Probation violator denied furlough
A local man will get a new lawyer, but won’t get a furlough, no matter who his court-appointed attorney is.
That was the message from a Lawrence County Common Pleas Judge Wednesday to an Ironton-area man accused of violating his probation.
Joseph Wilson, 23, of 404 Township Road 301, was on probation because he pleaded guilty in 2007 to charges of criminal trespass and possession of criminal tools.
On Wednesday, the day he was to have stood trial for his probation violation, Wilson told Judge D. Scott Bowling he wanted another court-appointed attorney to replace Mike Davenport.
“I don’t feel he’s actually fighting for me, you know?” Wilson said.
Assistant Lawrence County Prosecutor Jeff Smith told Bowling there was no evidence at all that Davenport was not adequately representing Wilson and for that matter, Wilson’s timing was off.
“It looks a little late,” Smith said.
Bowling listed the rules Wilson had broken while he was on probation.
Wilson had not reported to his probation officer since January. He had been charged with new crimes that are pending in the municipal court system and he had tested positive for two kinds of drugs.
“You’ve not given Mr. Davenport or any other lawyer a whole lot to work with,” Bowling told Wilson.

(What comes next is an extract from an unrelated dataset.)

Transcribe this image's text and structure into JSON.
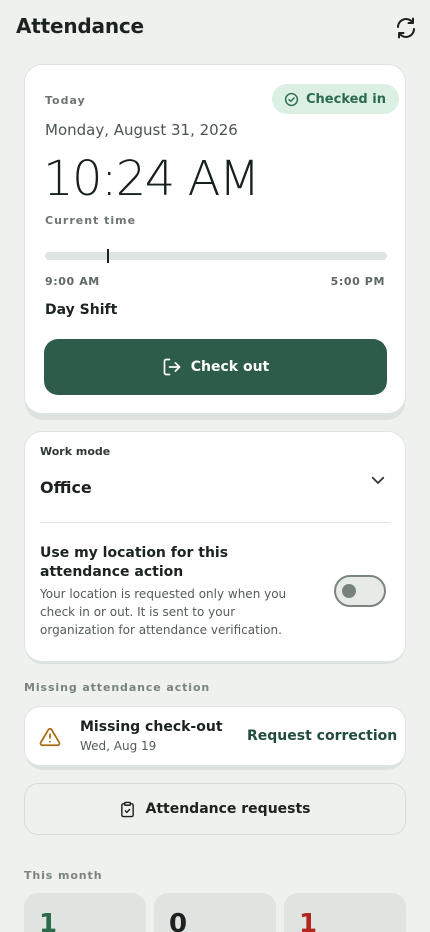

Wilson wanted to know if he admitted to the probation violation, could he have a 24-hour furlough before being sent to prison?
Bowling said “no.”
“I don’t do that for probation violations,” Bowling said. “You won’t get that no matter who your attorney is.”
Bowling appointed David Reid Dillon in place of Davenport and rescheduled the probation violation trial for this week.
In another matter, Melvin S. Keller, 44, of 1556 State Route 140, Oak Hill, pleaded guilty to burglary and aggravated arson. Cooper sentenced him to four years in prison.
Also Wednesday, Frank Thomas, 28, of 191 Township Road 155 E, Pedro, pleaded guilty to one count of forgery.
Judge Charles Cooper took the recommendation of the prosecutor’s office and sentenced Thomas to 30 days in jail followed by four years community control sanctions under intensive supervised probation (CCS/ISP) and ordered him to pay $1,320.80 in restitution jointly and severally with a codefendant, Rosetta Gunter.
“He has no prior record, no misdemeanors, no felonies. That is a great deal of the reason why we’re recommending this disposition,” Assistant Lawrence County Prosecutor Bob Anderson said.
Thomas’ attorney, Warren Morford, called Thomas’ crime “an exercise in stupidity. I think Mr. Thomas would be the first one to tell you that,” Morford said.
In a brief address that was largely inaudible, Thomas apologized to Cooper for his crime.
Gunter, 22, of 401 Center St., Ironton, followed Thomas in court and pleaded guilty to one count of forgery as well. She received the same sentence, with Anderson noting again that, like Thomas, she had no prior criminal record.